I regularly see comments on the NFU (National Farmers Union) written by conservationists, pointing out that , for instance, they do not represent all Farmers, nor are they a true Union. In fact they are to a large extent simply an agri-business lobby. But I pondered this and then realised that one could actually make the same argument about scientific researchers. In theory scientists are supposed to be neutral, independent, and open minded. But in reality, not only is science subject to fashions, scientists do have their own vested interests.
It is not that long ago that no university in Britain offered degrees in conservation. But by the late 1970s universities were waking up to the fact that there was funding available for conservation research, and degrees began to proliferate, and research started orientating towards endangered species and other conservation issues. At the same time university academics started to play an increasingly important role on the governing bodies of conservation bodies. Once upon a time, the governing bodies of major conservation bodies, such as the Fauna Preservation, Society (now FFI), ICBP (now Birdlife International), World Wildlife Fund (now WWF) and many others comprised mostly of the great and the good, often landed gentry. But rarely professional conservationists attached to universities were members of the boards, and if they were, they were very much in a minority. But by the late 1970s that was changing. Universities, realising there was money in conservation, not only started courses relating to it, but academics started joining the governing bodies as advisors. And as a consequence, funding became increasingly directed to research. And of course ask a scientist what the priority is, and very often it will be ‘more research’. For over a quarter of a century, I have argued that while research is valuable, it is rarely a good use of conservation funds. Conservation research probably absorbs far more funding than conservation action. And by action I mean activities that have a significant and direct impact on saving wildlife. Just like the scientists lobbying conservation bodies for funding their research, I too have a vested interest, since I believe that buying land, acquiring leases, getting land gazetted, is a good conservation tool. Fortunately, there is empirical evidence to support my approach. I would also agree that improved law enforcement is another obviously effective tool (c.f Birds of Prey).

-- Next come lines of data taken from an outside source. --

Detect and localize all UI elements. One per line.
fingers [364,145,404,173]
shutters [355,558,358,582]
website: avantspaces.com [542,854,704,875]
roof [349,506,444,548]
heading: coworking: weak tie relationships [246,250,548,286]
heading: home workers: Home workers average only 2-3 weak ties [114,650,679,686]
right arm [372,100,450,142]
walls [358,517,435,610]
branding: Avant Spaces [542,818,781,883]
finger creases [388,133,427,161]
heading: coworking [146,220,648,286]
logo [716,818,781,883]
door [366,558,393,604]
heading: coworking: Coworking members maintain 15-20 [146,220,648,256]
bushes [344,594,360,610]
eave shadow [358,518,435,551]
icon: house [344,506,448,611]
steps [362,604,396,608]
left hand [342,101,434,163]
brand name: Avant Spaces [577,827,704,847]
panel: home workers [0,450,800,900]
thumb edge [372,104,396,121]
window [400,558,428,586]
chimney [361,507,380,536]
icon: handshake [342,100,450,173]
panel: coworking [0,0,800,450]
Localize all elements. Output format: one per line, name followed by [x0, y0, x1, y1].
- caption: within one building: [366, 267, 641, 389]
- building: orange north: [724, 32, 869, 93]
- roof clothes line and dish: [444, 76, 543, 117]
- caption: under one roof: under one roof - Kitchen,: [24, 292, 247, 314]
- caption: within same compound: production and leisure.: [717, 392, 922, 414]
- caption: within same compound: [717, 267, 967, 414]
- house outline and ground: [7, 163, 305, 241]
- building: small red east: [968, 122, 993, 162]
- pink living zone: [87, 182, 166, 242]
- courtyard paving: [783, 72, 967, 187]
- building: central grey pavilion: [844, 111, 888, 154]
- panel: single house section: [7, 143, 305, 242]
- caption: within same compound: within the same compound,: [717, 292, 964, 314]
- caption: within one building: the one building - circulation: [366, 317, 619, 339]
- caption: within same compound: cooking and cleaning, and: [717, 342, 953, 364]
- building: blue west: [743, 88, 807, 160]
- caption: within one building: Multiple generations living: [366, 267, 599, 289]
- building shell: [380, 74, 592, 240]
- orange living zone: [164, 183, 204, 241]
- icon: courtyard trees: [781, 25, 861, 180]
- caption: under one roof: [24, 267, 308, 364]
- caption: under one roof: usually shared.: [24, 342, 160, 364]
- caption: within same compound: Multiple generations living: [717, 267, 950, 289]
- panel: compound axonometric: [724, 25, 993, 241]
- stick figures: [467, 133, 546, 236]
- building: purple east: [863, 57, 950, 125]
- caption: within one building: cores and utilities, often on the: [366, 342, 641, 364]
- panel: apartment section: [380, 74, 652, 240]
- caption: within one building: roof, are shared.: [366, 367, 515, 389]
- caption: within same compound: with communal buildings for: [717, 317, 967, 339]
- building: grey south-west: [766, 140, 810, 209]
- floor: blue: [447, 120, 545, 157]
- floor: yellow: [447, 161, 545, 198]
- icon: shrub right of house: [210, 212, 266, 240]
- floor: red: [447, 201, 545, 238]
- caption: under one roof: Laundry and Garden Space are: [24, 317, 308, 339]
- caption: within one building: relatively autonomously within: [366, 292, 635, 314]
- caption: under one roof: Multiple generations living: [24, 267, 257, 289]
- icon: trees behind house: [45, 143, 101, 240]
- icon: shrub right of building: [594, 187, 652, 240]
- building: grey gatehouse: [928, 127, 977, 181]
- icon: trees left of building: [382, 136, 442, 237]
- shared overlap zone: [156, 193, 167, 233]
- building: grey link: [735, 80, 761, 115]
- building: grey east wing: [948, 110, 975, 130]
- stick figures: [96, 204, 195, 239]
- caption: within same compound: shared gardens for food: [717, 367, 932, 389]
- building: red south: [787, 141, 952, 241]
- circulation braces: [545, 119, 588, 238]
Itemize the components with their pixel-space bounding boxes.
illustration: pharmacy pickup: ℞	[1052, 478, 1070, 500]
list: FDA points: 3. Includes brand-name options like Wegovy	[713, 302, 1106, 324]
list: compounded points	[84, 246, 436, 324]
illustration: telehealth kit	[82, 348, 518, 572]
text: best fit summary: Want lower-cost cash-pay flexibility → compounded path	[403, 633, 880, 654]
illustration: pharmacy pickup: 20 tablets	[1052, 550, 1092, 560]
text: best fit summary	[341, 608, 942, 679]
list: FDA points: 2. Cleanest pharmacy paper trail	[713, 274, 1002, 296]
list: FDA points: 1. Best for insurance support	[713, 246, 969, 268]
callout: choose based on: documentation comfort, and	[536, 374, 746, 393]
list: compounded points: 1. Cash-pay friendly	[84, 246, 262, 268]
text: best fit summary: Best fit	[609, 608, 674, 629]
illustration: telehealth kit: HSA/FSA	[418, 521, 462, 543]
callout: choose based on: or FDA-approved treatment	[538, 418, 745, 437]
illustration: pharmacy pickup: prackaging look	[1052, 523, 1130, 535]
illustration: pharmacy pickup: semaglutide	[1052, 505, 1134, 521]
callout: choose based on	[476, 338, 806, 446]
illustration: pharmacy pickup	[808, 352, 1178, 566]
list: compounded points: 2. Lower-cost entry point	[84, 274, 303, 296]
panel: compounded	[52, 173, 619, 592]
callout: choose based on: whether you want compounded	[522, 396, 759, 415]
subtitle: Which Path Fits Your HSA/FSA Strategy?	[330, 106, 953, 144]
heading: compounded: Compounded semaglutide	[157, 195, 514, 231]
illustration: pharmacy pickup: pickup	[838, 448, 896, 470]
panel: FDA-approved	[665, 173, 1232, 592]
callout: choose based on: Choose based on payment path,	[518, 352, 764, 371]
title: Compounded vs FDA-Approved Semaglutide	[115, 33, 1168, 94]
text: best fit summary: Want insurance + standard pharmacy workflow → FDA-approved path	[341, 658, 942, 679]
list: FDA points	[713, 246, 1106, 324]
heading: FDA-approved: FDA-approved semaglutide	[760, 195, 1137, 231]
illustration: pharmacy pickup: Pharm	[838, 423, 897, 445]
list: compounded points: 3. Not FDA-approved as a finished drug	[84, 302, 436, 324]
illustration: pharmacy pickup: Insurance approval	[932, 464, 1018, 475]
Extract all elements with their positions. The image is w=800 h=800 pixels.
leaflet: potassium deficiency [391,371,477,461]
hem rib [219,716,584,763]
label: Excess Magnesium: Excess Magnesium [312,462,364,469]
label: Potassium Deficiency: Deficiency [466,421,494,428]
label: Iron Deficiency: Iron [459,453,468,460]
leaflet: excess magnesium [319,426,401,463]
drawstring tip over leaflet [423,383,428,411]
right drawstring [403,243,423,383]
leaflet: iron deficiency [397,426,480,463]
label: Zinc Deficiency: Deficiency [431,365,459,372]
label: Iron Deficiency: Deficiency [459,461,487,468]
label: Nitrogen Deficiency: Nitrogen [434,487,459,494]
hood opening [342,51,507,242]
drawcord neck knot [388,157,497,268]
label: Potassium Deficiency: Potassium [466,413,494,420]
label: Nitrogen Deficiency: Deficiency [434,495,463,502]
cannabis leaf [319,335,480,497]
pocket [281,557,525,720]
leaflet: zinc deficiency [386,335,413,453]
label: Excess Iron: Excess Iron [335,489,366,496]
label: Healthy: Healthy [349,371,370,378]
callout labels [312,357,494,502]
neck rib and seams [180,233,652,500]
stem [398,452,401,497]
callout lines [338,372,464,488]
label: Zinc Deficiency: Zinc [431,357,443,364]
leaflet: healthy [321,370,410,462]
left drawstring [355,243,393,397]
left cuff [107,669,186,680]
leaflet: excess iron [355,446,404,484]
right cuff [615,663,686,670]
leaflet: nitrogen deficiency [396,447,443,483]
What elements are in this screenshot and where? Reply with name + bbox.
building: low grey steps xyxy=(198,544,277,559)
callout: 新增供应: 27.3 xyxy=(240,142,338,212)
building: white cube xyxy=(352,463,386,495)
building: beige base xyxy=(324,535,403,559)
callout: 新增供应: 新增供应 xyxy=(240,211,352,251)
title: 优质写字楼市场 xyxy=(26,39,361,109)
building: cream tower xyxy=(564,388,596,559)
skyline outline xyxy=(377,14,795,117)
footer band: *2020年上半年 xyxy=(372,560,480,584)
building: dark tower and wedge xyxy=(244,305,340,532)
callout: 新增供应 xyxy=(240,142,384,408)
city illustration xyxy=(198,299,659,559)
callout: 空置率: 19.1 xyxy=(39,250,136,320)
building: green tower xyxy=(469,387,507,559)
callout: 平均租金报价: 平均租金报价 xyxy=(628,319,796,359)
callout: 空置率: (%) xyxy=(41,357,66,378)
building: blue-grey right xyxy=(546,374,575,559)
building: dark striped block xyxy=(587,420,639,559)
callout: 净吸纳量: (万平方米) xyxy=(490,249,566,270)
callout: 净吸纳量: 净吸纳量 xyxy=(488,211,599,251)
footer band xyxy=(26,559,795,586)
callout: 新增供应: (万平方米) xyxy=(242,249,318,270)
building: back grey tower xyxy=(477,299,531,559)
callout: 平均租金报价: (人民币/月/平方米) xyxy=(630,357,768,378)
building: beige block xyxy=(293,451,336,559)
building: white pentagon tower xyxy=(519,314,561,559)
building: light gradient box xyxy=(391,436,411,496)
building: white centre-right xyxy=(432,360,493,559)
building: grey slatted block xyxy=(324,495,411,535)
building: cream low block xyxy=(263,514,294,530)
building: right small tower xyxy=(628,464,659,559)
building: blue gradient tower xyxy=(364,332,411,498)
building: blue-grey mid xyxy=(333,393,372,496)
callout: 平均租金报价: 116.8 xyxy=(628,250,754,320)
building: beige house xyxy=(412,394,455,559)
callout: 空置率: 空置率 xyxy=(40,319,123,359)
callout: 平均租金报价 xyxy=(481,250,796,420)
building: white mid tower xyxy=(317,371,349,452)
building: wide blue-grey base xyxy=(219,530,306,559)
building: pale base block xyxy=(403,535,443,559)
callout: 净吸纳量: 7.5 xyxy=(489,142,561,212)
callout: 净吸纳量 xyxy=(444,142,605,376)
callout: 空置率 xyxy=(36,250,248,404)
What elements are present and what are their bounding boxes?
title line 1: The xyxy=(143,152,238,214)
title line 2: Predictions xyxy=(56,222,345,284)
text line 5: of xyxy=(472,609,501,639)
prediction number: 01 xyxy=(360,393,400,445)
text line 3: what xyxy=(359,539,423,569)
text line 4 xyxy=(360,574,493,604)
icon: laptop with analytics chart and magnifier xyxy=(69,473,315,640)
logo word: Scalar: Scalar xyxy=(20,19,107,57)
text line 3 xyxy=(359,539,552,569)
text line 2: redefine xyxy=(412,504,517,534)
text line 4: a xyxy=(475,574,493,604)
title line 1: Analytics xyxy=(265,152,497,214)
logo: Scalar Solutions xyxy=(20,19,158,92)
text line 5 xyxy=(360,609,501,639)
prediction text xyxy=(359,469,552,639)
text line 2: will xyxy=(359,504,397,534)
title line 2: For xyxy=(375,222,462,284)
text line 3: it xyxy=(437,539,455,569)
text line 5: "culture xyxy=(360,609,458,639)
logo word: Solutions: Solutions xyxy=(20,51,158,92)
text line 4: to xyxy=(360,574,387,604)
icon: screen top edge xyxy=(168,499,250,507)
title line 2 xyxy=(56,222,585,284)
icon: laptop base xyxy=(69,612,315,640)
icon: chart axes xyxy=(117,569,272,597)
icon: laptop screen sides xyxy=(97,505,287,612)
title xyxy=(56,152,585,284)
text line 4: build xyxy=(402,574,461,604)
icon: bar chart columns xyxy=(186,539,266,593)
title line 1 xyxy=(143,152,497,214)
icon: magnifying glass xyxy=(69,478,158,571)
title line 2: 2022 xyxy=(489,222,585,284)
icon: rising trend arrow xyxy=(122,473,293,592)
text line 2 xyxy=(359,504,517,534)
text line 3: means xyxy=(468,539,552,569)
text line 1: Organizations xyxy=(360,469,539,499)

Education is a bit more controversial since there is little doubt that a lot of money has been wasted on ineffectual education programmes. But this is an area that probably needs more research. And that last statement is not a contradiction to what I have been writing. I am not against research, per se. And not against education. But it is whether or not it is the best use of conservation funds. Plenty of funding is available for university research, and students and academics should be encouraged to do research that will help conservation. And I do practice what I preach in this instance, by helping students design projects that will benefit conservation. But I do not believe that conservation funds, donated by the general public should be used to fund academic research. My reasoning is very simple: there are far greater priorities, and more cost effective ways of conserving the world’s endangered wildlife, than funding research. All too often, scientific research’s only value has been confirming what common sense already knew.
Finally I would like to re-emphasise, scientific research can be invaluable, but I really question if charities should be funding it. What do you think?